Todas estas três filosofias são subjetivistas, uma tese que insiste no homem como o centro do mundo. É um antropocentrismo tão falso quanto os outros que já passaram pela história.

Poderíamos incluir ainda outras tantas filosofias que possuem teses antirrealistas, como o relativismo, textualismo, neopragmatismo, hermenêutica filosófica e os autodenominados “pós-modernos”, que são uma mescla de tudo isso.

Mas e então, depois de uma breve análise de filosofias caducas, o que nos sobra?

Um sistema filosófico conhecido como realismo científico postula, além de outras coisas, a existência de uma realidade independente do sujeito e a possibilidade de conhecê-la, embora de maneira parcial, aproximada, indireta e constantemente aperfeiçoada. Mas não seria ele apenas mais uma escola com suas convicções? Penso que não. Primeiro porque não se pode considerá-lo como escola, mas um sistema filosófico abrangente, com componentes ontológicos, epistemológicos, semânticos, metodológicos, axiológicos, morais e práticos. Além disso, suas afirmações não são puro non sense como boa parte das filosofias que eu citei acima. São baseadas em argumentos que a torna a mais plausível filosofia a se adotar.

Esse sobrenome científico no realismo não o torna uma ciência ou uma tentativa de reduzir a filosofia à ciência, refere-se simplesmente a uma filosofia que está de acordo com o conhecimento científico. Como eu citei acima, ela possui sete componentes que a tornam um sistema filosófico coeso. Isso é filosofia, sem dúvida, mas que pode soar estranho porque poucas vezes na história a filosofia abraçou e teve noites de amor com a famigerada ciência.

Cito agora alguns argumentos que me veio à mente (diga-se de passagem, a neurociência nos dá evidências de que a mente é um processo cerebral.
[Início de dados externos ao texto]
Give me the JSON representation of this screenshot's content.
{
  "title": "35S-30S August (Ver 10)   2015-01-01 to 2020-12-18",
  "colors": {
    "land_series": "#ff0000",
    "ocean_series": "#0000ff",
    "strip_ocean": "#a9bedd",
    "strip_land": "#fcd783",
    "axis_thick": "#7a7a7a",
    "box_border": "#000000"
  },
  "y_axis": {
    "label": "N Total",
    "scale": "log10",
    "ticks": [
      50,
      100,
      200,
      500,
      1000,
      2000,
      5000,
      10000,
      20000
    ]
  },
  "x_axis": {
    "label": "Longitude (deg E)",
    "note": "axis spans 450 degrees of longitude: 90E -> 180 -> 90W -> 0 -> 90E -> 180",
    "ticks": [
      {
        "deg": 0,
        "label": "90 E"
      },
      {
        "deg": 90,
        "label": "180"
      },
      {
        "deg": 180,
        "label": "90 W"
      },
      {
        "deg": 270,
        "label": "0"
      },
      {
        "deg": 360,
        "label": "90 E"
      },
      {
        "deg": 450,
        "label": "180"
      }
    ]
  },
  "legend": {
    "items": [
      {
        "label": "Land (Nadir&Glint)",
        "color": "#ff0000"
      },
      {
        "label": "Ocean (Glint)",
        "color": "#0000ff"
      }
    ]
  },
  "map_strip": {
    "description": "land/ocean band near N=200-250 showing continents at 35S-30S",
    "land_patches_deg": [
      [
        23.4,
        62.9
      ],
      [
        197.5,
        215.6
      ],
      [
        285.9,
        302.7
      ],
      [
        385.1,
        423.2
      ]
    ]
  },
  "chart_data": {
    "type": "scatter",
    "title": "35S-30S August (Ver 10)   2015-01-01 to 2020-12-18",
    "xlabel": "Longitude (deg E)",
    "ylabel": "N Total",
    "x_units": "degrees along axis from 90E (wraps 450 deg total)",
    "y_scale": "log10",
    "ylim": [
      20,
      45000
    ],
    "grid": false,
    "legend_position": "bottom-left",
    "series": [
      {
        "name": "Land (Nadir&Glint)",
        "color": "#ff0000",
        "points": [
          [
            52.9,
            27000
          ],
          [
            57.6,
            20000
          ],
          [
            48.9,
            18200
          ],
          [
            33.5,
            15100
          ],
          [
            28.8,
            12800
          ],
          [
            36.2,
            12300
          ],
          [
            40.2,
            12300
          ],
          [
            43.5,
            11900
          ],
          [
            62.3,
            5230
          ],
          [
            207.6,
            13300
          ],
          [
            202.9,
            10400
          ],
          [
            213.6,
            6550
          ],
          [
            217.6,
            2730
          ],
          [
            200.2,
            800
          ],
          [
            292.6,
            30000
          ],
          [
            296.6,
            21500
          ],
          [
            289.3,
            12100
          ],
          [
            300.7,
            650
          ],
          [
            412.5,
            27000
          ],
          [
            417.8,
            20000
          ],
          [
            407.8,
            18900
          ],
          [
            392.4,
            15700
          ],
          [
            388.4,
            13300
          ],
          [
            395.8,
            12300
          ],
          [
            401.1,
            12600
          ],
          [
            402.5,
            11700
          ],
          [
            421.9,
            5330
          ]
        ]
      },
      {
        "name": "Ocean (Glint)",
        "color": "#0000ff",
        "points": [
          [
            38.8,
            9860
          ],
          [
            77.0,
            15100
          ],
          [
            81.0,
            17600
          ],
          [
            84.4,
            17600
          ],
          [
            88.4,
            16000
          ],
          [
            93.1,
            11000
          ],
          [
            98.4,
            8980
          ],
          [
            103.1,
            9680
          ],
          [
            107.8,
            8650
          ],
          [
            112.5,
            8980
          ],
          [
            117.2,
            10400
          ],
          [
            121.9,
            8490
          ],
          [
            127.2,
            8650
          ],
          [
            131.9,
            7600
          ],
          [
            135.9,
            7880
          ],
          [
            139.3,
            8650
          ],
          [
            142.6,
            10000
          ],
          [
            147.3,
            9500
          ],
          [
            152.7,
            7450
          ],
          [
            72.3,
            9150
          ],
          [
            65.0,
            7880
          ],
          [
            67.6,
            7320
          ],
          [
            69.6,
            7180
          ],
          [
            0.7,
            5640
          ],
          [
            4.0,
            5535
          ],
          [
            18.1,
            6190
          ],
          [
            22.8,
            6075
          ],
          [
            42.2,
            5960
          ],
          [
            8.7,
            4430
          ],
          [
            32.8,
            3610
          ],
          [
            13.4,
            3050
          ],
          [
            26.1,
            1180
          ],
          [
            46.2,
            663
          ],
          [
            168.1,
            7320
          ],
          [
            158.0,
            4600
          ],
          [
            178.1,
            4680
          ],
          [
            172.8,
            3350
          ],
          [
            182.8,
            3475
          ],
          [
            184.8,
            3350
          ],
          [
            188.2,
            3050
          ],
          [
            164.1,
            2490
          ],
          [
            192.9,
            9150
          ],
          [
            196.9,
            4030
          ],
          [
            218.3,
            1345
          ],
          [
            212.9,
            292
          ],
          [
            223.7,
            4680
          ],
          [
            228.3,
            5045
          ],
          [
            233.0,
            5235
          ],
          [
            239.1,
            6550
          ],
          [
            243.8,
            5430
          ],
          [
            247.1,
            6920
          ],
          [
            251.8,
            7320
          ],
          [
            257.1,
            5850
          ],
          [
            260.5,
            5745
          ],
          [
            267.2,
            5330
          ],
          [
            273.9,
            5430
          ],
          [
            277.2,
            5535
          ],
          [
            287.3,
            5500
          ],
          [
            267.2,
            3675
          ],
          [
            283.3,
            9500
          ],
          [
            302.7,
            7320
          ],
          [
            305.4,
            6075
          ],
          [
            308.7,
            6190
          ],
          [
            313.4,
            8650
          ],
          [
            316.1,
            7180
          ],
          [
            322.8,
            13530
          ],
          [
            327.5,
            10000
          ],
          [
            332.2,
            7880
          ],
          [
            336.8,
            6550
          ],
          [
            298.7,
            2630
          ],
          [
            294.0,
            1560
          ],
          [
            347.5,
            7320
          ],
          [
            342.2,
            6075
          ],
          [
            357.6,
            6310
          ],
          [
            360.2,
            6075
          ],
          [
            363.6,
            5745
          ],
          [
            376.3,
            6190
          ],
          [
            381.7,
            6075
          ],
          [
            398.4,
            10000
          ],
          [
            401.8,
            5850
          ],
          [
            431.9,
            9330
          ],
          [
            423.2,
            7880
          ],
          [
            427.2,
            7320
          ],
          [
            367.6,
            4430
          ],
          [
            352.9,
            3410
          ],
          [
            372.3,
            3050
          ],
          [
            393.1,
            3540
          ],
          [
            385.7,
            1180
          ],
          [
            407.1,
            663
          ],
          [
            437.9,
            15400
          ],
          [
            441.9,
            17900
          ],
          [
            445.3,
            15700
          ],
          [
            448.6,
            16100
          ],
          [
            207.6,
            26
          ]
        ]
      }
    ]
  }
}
E não se pode fazer filosofia alheia ao conhecimento científico. A filosofia da mente que exibi o idealismo simplesmente o faz porque conduz seus estudos de forma a priori, sem a ajuda das ciências da mente).  Juntas estas proposições dão respaldo ao realismo científico:

(a)  interagimos no mundo, de modo que conseguimos satisfazer questões práticas;
(b) há coisas que não observamos diretamente (númenos sem fenômenos);
(c) a ciência avança e é a atividade de maior sucesso já conhecida;
(d) postulamos hipóteses que muitas vezes não se adéquam aos fatos.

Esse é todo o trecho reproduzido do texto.